Symbolism, Imagery, Allegory
When Hulga decides to change her name from Joy to Hulga, the following happens:
She had a vision of the name working like the ugly sweating Vulcan who stayed in the furnace and to whom, presumably the goddess had to come when called. She saw it as the name of her highest creative act. (16)
The "Ugly sweating Vulcan" that Hulga imagines was a Roman god, adapted from the Greek god Hephaestus, who's the god of fire, blacksmiths, stonemasons, and more. So right away, we can see her name change—via the Vulcan reference, and because the narrator comes right out and says as much—as an act of fiery creation. Which means it's a big deal. She isn't forging a basket, she's forging herself. Later in the same paragraph we're told:
One of her major triumphs was that her mother had not been able to turn her dust into Joy, but the greater one was that she had been able to turn it herself into Hulga. (16)

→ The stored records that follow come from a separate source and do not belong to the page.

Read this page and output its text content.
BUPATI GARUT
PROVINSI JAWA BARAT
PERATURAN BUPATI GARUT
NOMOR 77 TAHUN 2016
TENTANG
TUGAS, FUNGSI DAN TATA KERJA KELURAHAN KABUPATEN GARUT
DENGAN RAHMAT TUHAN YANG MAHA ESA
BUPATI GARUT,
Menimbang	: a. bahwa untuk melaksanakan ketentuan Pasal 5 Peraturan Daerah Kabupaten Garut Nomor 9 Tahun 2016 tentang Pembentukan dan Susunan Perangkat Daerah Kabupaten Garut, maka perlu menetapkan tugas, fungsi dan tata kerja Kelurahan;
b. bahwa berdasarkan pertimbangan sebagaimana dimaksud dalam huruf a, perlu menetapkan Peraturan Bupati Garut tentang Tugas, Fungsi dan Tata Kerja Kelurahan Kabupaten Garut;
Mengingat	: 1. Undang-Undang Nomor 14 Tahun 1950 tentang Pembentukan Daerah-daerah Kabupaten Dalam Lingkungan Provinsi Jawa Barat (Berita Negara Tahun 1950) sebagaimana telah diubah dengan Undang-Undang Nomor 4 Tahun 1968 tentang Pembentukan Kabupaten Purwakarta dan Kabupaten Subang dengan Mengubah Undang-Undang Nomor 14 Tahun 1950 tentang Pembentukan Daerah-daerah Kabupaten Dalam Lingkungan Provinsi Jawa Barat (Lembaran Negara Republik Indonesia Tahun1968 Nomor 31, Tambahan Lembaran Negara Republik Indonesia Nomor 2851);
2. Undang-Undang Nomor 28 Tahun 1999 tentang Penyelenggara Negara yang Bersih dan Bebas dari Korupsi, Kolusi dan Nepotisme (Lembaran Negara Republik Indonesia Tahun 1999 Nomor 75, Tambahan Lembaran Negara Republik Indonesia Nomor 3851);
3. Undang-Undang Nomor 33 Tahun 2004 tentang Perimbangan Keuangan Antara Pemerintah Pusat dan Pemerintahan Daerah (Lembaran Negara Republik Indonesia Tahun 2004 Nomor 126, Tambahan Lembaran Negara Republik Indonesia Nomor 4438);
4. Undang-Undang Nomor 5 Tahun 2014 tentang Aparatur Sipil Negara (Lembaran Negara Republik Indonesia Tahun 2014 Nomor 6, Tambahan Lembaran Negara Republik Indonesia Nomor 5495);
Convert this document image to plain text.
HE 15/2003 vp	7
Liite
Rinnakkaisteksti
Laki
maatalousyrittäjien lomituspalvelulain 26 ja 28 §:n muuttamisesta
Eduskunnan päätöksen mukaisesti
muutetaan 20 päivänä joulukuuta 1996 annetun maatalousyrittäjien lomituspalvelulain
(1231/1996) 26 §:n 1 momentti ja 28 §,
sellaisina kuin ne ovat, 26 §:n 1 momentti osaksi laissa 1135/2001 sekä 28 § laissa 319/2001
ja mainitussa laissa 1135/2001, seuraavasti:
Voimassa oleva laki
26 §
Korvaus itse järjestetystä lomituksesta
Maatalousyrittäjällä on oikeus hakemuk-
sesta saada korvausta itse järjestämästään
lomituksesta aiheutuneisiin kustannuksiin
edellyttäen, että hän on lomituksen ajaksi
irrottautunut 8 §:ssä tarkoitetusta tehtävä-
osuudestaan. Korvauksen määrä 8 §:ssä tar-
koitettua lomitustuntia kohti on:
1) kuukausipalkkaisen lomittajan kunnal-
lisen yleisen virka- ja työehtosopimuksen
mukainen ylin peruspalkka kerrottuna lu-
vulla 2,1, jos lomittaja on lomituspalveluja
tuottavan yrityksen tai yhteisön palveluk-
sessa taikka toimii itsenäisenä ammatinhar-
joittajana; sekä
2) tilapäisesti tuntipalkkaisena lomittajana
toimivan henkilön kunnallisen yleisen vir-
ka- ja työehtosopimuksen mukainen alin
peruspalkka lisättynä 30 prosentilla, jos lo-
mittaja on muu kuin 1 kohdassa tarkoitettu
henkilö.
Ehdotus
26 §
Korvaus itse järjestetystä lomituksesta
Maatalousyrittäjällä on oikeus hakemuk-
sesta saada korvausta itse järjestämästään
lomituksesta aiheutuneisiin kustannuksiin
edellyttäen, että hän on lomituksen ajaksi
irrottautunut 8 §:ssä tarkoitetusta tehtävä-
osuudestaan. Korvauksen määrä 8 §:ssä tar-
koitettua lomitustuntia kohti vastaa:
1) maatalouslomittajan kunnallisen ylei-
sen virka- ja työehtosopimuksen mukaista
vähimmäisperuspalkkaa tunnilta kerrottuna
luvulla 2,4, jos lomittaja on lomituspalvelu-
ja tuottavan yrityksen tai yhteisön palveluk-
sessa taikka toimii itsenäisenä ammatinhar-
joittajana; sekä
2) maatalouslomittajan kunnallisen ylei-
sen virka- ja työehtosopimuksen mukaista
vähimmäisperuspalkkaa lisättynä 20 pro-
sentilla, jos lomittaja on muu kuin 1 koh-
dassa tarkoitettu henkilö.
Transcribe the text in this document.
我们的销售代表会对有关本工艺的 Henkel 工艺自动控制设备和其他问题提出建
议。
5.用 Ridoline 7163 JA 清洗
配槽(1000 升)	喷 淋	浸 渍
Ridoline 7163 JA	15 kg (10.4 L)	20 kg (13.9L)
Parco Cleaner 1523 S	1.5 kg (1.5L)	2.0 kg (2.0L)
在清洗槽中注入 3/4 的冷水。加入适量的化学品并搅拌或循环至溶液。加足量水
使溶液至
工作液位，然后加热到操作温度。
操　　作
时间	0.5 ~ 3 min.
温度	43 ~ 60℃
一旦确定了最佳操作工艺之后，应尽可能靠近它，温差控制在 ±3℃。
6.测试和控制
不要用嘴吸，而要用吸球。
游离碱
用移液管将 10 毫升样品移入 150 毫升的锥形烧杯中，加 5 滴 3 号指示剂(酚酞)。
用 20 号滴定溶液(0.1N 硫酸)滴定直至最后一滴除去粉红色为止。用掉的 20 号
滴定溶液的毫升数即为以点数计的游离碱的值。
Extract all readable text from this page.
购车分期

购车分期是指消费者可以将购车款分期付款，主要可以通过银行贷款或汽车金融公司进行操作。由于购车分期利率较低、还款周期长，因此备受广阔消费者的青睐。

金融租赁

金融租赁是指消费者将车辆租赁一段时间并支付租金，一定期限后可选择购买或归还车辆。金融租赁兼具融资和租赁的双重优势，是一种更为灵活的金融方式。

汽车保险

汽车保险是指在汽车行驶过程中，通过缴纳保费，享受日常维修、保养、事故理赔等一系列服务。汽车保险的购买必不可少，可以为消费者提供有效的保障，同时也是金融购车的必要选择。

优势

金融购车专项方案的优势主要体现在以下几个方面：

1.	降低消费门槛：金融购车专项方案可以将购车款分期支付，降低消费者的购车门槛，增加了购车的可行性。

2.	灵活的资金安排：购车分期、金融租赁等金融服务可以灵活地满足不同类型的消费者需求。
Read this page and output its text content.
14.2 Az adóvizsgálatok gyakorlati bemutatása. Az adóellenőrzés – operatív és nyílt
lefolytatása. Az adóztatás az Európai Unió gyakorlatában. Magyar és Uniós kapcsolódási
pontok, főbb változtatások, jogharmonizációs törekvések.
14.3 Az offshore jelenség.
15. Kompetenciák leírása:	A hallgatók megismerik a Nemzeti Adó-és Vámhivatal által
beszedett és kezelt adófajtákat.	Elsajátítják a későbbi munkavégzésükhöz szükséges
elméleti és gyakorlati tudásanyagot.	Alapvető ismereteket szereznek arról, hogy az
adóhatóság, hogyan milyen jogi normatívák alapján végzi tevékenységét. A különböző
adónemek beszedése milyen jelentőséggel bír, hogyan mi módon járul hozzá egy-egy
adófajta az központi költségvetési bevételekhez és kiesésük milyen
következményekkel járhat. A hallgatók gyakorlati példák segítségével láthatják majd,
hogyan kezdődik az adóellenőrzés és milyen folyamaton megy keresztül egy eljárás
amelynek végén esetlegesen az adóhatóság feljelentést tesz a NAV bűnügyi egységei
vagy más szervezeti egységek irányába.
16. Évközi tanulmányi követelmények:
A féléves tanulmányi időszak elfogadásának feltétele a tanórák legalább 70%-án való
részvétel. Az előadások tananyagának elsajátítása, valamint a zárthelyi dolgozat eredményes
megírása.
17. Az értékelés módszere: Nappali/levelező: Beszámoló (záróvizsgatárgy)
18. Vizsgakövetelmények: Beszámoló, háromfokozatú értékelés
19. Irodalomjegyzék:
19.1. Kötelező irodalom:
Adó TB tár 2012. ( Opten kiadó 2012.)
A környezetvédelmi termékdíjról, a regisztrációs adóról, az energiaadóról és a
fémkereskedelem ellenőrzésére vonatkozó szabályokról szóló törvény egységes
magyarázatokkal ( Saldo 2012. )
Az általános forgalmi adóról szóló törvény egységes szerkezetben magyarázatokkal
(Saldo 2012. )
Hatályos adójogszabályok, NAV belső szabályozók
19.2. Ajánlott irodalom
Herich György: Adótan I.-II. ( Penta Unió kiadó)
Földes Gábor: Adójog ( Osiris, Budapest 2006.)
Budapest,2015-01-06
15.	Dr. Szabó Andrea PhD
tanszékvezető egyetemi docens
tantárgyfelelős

So yeah: Hulga is wresting her person away from her mother. And you know what? Hephaestus had a limp—a.k.a. a problem with his leg, just like someone we know and love. He's ugly— physically undesirable—and yet married to Aphrodite, the goddess of love, beauty, and procreation. In the first excerpt above, Aphrodite is the "goddess" who's referred to. But insofar as Hephaestus is a stand-in for the name Hulga, Hulga herself is the goddess being summoned. So in her "highest creative act," she is beautiful.